À Paris, à Anvers et à Bâle, on distribua également d'autres éditions vendues dans toute l'Europe. Ce n'était encore qu'une modeste brochure de quatre pages, mais un poète romain se chargea, dès juin 1493, de la transformer en un texte en italien de plus de cinq cents vers. La lettre de Colomb, en même temps qu'elle acquit une très large audience, prit ainsi place aussitôt parmi les grandes œuvres de la littérature épique.
Les terres découvertes étaient naturellement encore considérées comme asiatiques. Aux prix d'acrobaties intellectuelles, Colomb s'était efforcé de faire coïncider la topographie des Antilles avec la description de
Marco Polo de la Chine et du Japon. Comme pour renforcer sa certitude mal établie, il avait fait jurer par ses marins, devant le notaire du bord, que la côte de Cuba – encore incomplètement reconnue – était bien celle du continent recherché. Dans un certain nombre de cartes établies en Espagne et en Italie, cette affirmation continuera d'être présentée pendant une vingtaine d'années. Les nouvelles terres garderont encore plus longtemps le nom d'Indes occidentales, et les Indiens, ainsi nommés par Colomb, ne seront jamais débaptisés.
Très vite, cependant, cette conception se trouva battue en brèche.
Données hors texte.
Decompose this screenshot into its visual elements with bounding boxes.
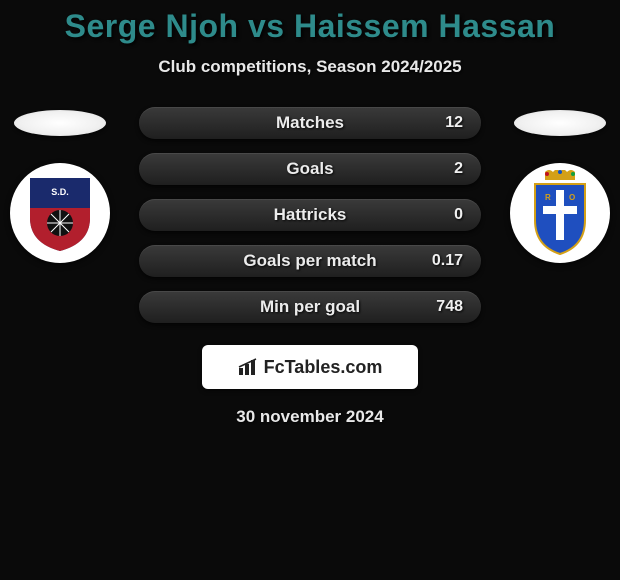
- right-ellipse: [514, 110, 606, 136]
- stat-label: Min per goal: [260, 297, 360, 317]
- huesca-badge: S.D.: [10, 163, 110, 263]
- stat-value: 748: [436, 298, 463, 316]
- svg-text:O: O: [569, 193, 575, 202]
- logo-label: FcTables.com: [264, 357, 383, 378]
- left-ellipse-wrap: [10, 110, 110, 136]
- stat-pill-hattricks: Hattricks 0: [139, 199, 481, 231]
- svg-text:R: R: [545, 193, 551, 202]
- source-logo: FcTables.com: [202, 345, 418, 389]
- huesca-shield-icon: S.D.: [25, 173, 95, 253]
- left-club-badge: S.D.: [10, 163, 110, 263]
- stat-value: 2: [454, 160, 463, 178]
- stat-pill-gpm: Goals per match 0.17: [139, 245, 481, 277]
- stat-value: 12: [445, 114, 463, 132]
- subtitle: Club competitions, Season 2024/2025: [0, 57, 620, 77]
- stat-label: Hattricks: [274, 205, 347, 225]
- comparison-card: Serge Njoh vs Haissem Hassan Club compet…: [0, 0, 620, 427]
- right-club-badge: R O: [510, 163, 610, 263]
- logo-text: FcTables.com: [238, 357, 383, 378]
- left-ellipse: [14, 110, 106, 136]
- bars-icon: [238, 358, 260, 376]
- stat-pill-goals: Goals 2: [139, 153, 481, 185]
- stat-label: Goals: [286, 159, 333, 179]
- stats-block: S.D. R O: [0, 153, 620, 337]
- ellipse-row: Matches 12: [0, 107, 620, 139]
- page-title: Serge Njoh vs Haissem Hassan: [0, 8, 620, 45]
- svg-text:S.D.: S.D.: [51, 187, 69, 197]
- stat-value: 0.17: [432, 252, 463, 270]
- stat-label: Matches: [276, 113, 344, 133]
- right-ellipse-wrap: [510, 110, 610, 136]
- date-text: 30 november 2024: [0, 407, 620, 427]
- oviedo-badge: R O: [510, 163, 610, 263]
- stat-label: Goals per match: [243, 251, 376, 271]
- stat-pill-mpg: Min per goal 748: [139, 291, 481, 323]
- stat-value: 0: [454, 206, 463, 224]
- oviedo-shield-icon: R O: [525, 170, 595, 256]
- stat-pill-matches: Matches 12: [139, 107, 481, 139]
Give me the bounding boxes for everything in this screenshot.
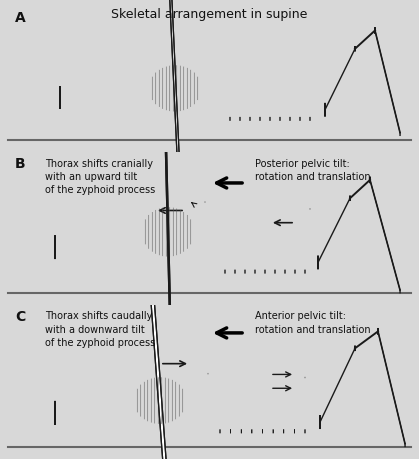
Ellipse shape	[117, 0, 219, 459]
Text: Posterior pelvic tilt:
rotation and translation: Posterior pelvic tilt: rotation and tran…	[255, 158, 371, 182]
Ellipse shape	[123, 0, 227, 459]
Text: Thorax shifts cranially
with an upward tilt
of the zyphoid process: Thorax shifts cranially with an upward t…	[45, 158, 155, 195]
Text: Skeletal arrangement in supine: Skeletal arrangement in supine	[111, 8, 307, 21]
Text: A: A	[15, 11, 26, 25]
Text: B: B	[15, 157, 26, 171]
Text: Anterior pelvic tilt:
rotation and translation: Anterior pelvic tilt: rotation and trans…	[255, 311, 371, 335]
Text: Thorax shifts caudally
with a downward tilt
of the zyphoid process: Thorax shifts caudally with a downward t…	[45, 311, 155, 348]
Text: C: C	[15, 310, 25, 324]
Ellipse shape	[108, 0, 212, 459]
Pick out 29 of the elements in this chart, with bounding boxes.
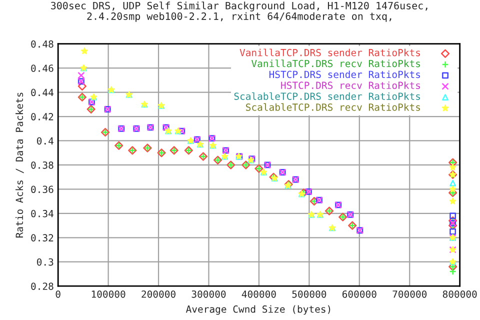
x-tick-label: 0 xyxy=(56,290,60,298)
x-tick-label: 800000 xyxy=(442,290,477,298)
x-axis-title: Average Cwnd Size (bytes) xyxy=(186,305,330,315)
chart-title: 300sec DRS, UDP Self Similar Background Load, H1-M120 1476usec, 2.4.20smp web100-2.2.1, rxint 64/64moderate on txq, xyxy=(51,2,428,22)
x-tick-label: 300000 xyxy=(192,290,226,298)
y-tick-label: 0.3 xyxy=(36,258,54,266)
y-axis-title: Ratio Acks / Data Packets xyxy=(16,92,24,238)
x-tick-label: 200000 xyxy=(142,290,176,298)
y-tick-label: 0.34 xyxy=(31,210,54,218)
legend-label: VanillaTCP.DRS recv RatioPkts xyxy=(251,60,420,68)
x-tick-label: 600000 xyxy=(342,290,376,298)
legend-label: ScalableTCP.DRS recv RatioPkts xyxy=(246,103,420,111)
y-tick-label: 0.28 xyxy=(31,282,54,290)
legend-label: VanillaTCP.DRS sender RatioPkts xyxy=(240,48,420,56)
y-tick-label: 0.4 xyxy=(36,137,54,145)
y-tick-label: 0.36 xyxy=(31,186,54,194)
y-tick-label: 0.42 xyxy=(31,113,54,120)
x-tick-label: 700000 xyxy=(392,290,427,298)
y-tick-label: 0.32 xyxy=(31,234,54,242)
y-tick-label: 0.38 xyxy=(31,161,54,169)
y-tick-label: 0.48 xyxy=(31,40,54,48)
x-tick-label: 100000 xyxy=(92,290,126,298)
legend-label: HSTCP.DRS sender RatioPkts xyxy=(269,70,420,78)
y-tick-label: 0.46 xyxy=(31,64,54,72)
y-tick-label: 0.44 xyxy=(31,88,54,96)
x-tick-label: 400000 xyxy=(242,290,276,298)
legend-label: ScalableTCP.DRS sender RatioPkts xyxy=(234,92,420,100)
x-tick-label: 500000 xyxy=(292,290,326,298)
legend-label: HSTCP.DRS recv RatioPkts xyxy=(281,82,420,90)
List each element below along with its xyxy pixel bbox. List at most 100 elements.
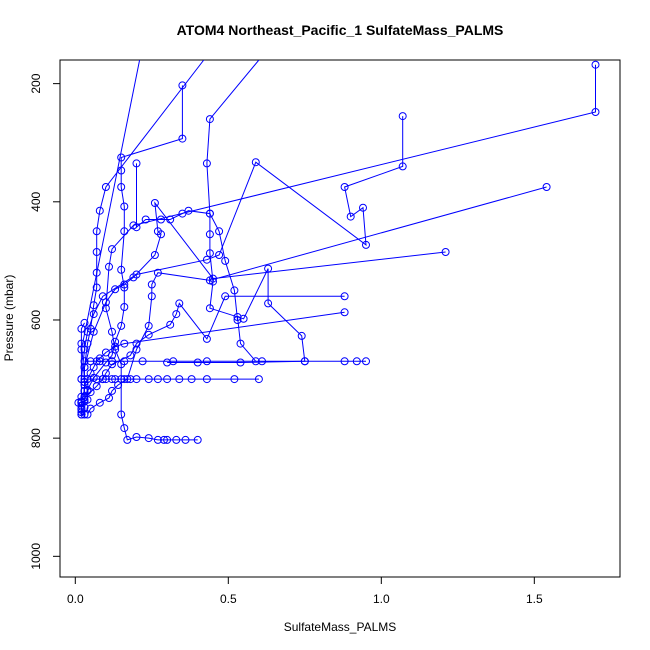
data-point (101, 304, 110, 313)
data-point (83, 386, 92, 395)
data-point (117, 321, 126, 330)
data-point (221, 292, 230, 301)
data-point (172, 435, 181, 444)
data-point (111, 342, 120, 351)
data-point (166, 320, 175, 329)
data-point (346, 212, 355, 221)
data-point (108, 386, 116, 395)
data-point (215, 227, 224, 236)
data-point (215, 251, 224, 259)
x-tick-label: 1.5 (526, 592, 543, 606)
data-point (178, 134, 187, 143)
data-point (202, 159, 211, 168)
data-point (117, 265, 126, 274)
data-point (202, 357, 211, 366)
data-point (202, 334, 211, 343)
data-point (86, 357, 95, 366)
data-point (258, 357, 266, 366)
data-point (108, 375, 116, 384)
data-point (202, 375, 211, 384)
data-point (126, 351, 135, 360)
x-tick-label: 1.0 (373, 592, 390, 606)
data-point (340, 308, 349, 317)
data-point (362, 240, 370, 249)
data-point (340, 183, 349, 191)
data-point (187, 375, 196, 384)
data-point (111, 337, 120, 346)
data-point (77, 339, 86, 348)
series-line (167, 60, 306, 363)
series-line (84, 201, 446, 368)
y-axis: 200 400 600 800 1000 (29, 73, 60, 570)
data-point (105, 394, 113, 402)
data-point (340, 357, 349, 366)
data-point (153, 375, 162, 384)
data-point (89, 301, 98, 310)
y-tick-label: 200 (29, 73, 43, 93)
data-point (297, 331, 306, 340)
data-point (163, 358, 172, 367)
data-point (92, 382, 101, 391)
data-point (77, 324, 86, 333)
data-point (144, 434, 153, 443)
series-line (87, 186, 547, 415)
data-point (95, 398, 104, 407)
data-point (144, 330, 153, 339)
data-point (172, 310, 181, 319)
data-point (117, 410, 126, 419)
data-point (114, 381, 123, 389)
data-point (193, 358, 202, 367)
y-tick-label: 600 (29, 310, 43, 330)
data-point (95, 357, 104, 366)
data-point (221, 256, 230, 265)
chart-title: ATOM4 Northeast_Pacific_1 SulfateMass_PA… (177, 22, 504, 38)
data-point (362, 357, 370, 366)
data-point (233, 316, 242, 324)
data-point (236, 339, 245, 348)
y-tick-label: 1000 (29, 543, 43, 570)
data-point (132, 159, 141, 168)
data-point (300, 357, 309, 366)
data-point (129, 273, 138, 282)
data-point (101, 183, 110, 191)
data-point (144, 375, 153, 384)
x-axis-label: SulfateMass_PALMS (284, 620, 397, 634)
y-tick-label: 800 (29, 428, 43, 448)
data-point (98, 375, 107, 384)
data-point (108, 245, 116, 254)
data-point (236, 358, 245, 367)
data-point (123, 435, 132, 444)
data-point (92, 248, 101, 256)
series-layer (74, 60, 600, 444)
data-point (251, 357, 260, 366)
data-point (398, 112, 407, 121)
data-point (92, 283, 101, 292)
data-point (147, 280, 156, 289)
data-point (352, 357, 361, 366)
data-point (77, 410, 86, 419)
data-point (95, 206, 104, 215)
data-point (359, 203, 367, 212)
data-point (108, 357, 116, 366)
data-point (163, 375, 172, 384)
data-point (80, 375, 89, 384)
data-point (184, 206, 193, 215)
data-point (441, 248, 450, 256)
data-point (80, 410, 89, 419)
data-point (80, 363, 89, 372)
data-point (147, 292, 156, 301)
data-point (138, 357, 147, 366)
data-point (132, 433, 141, 441)
data-point (157, 215, 165, 224)
data-point (166, 215, 175, 224)
data-point (153, 435, 162, 444)
data-point (144, 321, 153, 330)
x-tick-label: 0.0 (67, 592, 84, 606)
data-point (132, 223, 141, 232)
data-point (160, 435, 168, 444)
data-point (150, 251, 159, 259)
data-point (230, 286, 239, 295)
data-point (123, 375, 132, 384)
data-point (163, 435, 172, 444)
data-point (205, 304, 214, 313)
Dans une carte de 1500, conservée au Musée naval de Madrid, le pilote Juan de la Cosa, qui avait accompagné Colomb lors de ses deux premiers voyages, puis était retourné sur les lieux dans d'autres circonstances, décrit Cuba comme une île et abandonne toute référence à Marco Polo. Il place cependant sa carte sous l'invocation de saint Christophe dont l'effigie, allusion non voilée au navigateur, recouvre la partie centrale du nouveau continent. Si la postérité l'avait suivi, l'Amérique se serait peut-être appelée « Christophine » ou « Christophorine ». Par un curieux concours de circonstances, elle devait recevoir un autre nom.